A wonderful entry point to the field of data science is the Kaggle platform. It provides you a wide array of competitions to choose from depending on the area of your interest. If you are a trader or a scientist, or a programmer with some domain experience, a student, a manager, an analyst, a researcher or just an enthusiast- chances are Kaggle has something interesting in store for you. Another interesting part of the platform is, you can submit entries to competitions that happened in the past just to check where you would have been on the leaderboard. Now, leaderboard itself is an interesting concept that I’ve explained in a separate post. In short, it is the list of top 10 participants ranked in the order of their performance.
For beginners, I’ve chosen an interesting competition that tries to predict the income of a person by the help of census data. The actual competition link is here (https://inclass.kaggle.com/c/competition-1-mipt-fivt-ml-spring-2015) .

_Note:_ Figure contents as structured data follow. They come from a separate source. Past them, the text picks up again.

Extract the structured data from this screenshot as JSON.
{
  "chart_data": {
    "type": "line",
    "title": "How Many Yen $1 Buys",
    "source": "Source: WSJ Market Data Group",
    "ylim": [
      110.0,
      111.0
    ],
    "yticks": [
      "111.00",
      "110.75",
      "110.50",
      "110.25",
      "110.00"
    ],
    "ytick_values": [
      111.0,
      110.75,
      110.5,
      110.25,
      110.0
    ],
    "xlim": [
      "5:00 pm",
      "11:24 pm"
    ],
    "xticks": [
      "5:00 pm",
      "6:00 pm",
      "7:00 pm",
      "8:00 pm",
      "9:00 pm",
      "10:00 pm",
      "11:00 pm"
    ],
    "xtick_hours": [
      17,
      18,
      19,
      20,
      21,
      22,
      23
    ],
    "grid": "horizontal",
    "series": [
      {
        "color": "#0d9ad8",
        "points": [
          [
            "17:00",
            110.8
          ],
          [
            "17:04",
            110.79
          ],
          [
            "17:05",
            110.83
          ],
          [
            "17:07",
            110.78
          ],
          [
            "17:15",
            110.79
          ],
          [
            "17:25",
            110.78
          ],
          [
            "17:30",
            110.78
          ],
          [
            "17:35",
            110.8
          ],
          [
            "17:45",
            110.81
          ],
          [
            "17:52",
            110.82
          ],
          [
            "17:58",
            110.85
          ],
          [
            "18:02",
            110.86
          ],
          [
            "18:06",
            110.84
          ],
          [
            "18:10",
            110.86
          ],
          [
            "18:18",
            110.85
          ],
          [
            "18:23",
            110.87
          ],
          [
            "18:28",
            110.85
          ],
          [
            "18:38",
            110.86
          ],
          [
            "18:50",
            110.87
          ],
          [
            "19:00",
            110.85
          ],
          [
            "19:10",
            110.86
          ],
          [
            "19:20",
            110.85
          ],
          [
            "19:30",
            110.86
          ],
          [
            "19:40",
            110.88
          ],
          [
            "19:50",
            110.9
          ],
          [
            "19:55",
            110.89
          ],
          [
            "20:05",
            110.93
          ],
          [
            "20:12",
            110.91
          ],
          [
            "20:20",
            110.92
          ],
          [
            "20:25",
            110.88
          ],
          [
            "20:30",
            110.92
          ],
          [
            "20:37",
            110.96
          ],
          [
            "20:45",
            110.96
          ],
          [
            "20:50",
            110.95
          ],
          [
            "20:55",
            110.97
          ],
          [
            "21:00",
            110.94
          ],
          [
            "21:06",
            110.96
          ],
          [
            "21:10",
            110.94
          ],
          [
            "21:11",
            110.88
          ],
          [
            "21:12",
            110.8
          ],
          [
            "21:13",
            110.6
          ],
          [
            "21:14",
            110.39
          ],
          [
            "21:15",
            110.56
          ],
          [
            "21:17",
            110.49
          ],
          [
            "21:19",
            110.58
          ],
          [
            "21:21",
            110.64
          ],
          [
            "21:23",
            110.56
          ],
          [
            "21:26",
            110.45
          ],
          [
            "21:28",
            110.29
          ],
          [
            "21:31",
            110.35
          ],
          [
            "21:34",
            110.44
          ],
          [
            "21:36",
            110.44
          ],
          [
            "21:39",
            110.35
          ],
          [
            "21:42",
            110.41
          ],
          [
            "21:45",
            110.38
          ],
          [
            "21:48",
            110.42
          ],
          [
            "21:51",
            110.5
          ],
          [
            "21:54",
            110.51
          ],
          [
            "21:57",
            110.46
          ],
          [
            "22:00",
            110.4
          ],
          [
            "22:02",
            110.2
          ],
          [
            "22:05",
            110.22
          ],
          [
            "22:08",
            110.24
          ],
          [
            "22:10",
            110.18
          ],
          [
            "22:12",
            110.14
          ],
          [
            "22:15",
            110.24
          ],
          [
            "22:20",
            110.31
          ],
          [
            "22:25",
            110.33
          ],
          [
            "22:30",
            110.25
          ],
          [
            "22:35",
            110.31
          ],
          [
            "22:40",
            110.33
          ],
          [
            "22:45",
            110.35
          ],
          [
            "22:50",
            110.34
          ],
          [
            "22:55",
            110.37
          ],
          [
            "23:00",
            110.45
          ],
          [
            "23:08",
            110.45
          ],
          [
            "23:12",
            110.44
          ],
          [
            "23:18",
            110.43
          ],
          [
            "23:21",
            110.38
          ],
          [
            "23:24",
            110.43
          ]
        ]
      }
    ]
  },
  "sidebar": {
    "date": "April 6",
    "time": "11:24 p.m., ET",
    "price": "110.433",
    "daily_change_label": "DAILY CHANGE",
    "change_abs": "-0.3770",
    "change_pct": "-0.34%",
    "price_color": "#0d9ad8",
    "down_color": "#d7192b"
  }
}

Income of a person always intrigues us. We try guessing the income of celebrities, bosses, colleagues and more importantly our potential partners by the means of their occupation, education, houses, family etc. So I thought it would be interesting to work on this income prediction problem, with the help of a powerful tool R and understand which factors can effectively predict the income.
In Kaggle problems (as in most of the practical problem solving scenarios) it’s important to divide the data into two sets- test data and training data. Basically we divide the dataset that we have, consisting of past observations into two parts- training and test data. Training data will be the one based on which we shall build our models.
Once the model is built we have to test it with a different dataset so as to know how it performs under normal circumstances. We test this model on test dataset, because it’s easy for us to compare the results predicted by the model with actual results as we already have the complete data available for test data. Let’s take an example to make this point clear.
Let’s say we are analyzing a number of people based on their propensity to respond to a marketing campaign for a particular age group. We have a data of 10,000 respondents who have in past either responded or not responded to similar campaigns. We also have the demographic and other details of all these 10,000 people.
We have to now build our model based on the data and test the model’s performance. But where can we test the model. Can we test it on the same data on which the model was created. If we do that our model might give a 100% accuracy and we will never know if it’s overfitted. Overfitting is over emphasizing on patterns that can’t be generalized to different samples of the actual data.
In this post I’ll briefly discuss about the error metrics used by Kaggle in evaluating problems- the problems can be classification problem in which we make predictions about a class of values rather than an exact value for the target variable or a regression problem where we predict continuous variables. For example in the Income prediction problem that we will take up next, we will predict whether income of a person is more than or less than 50000. So, this is a classification problem where we predict whether target variable will lie in one of the two classes. In case we were to predict the actual income of the person (which is a continuous variable) it would become more of a regression problem. The methods commonly used by Kaggle for measuring error in regression are: Mean absolute error, root mean squared error etc. Error metrics for classification problems are Mean F score, Mean consequential error, Multi class Log Loss etc. Visit the Kaggle wiki for the description of error metrics: https://www.kaggle.com/wiki/Metrics
A detailed discussion of each pf this methods is available in the tutorials where you will see a practical application of these methods.
Git is a free and open source version control system which works well for small as well as large projects. GitHub is a web-based Git repository hosting service, which offers revision control as well as source code management functionality. I would recommend everyone to create a GitHub account which will help you access codes and store codes in a simple and efficient manner. All the codes that we use as part of tutorials in this site will also be made available in GitHub.
Models- these are mathematical representation of a solution to a problem.
Some frequently used functions:
Here are some useful shortcuts that will be handy while writing codes in R studio. The most important of all is navigating the command window using up or down arrow key. You may go to any of the previously typed command by pressing up arrow key multiple times. Ctrl+L can be used to clear console.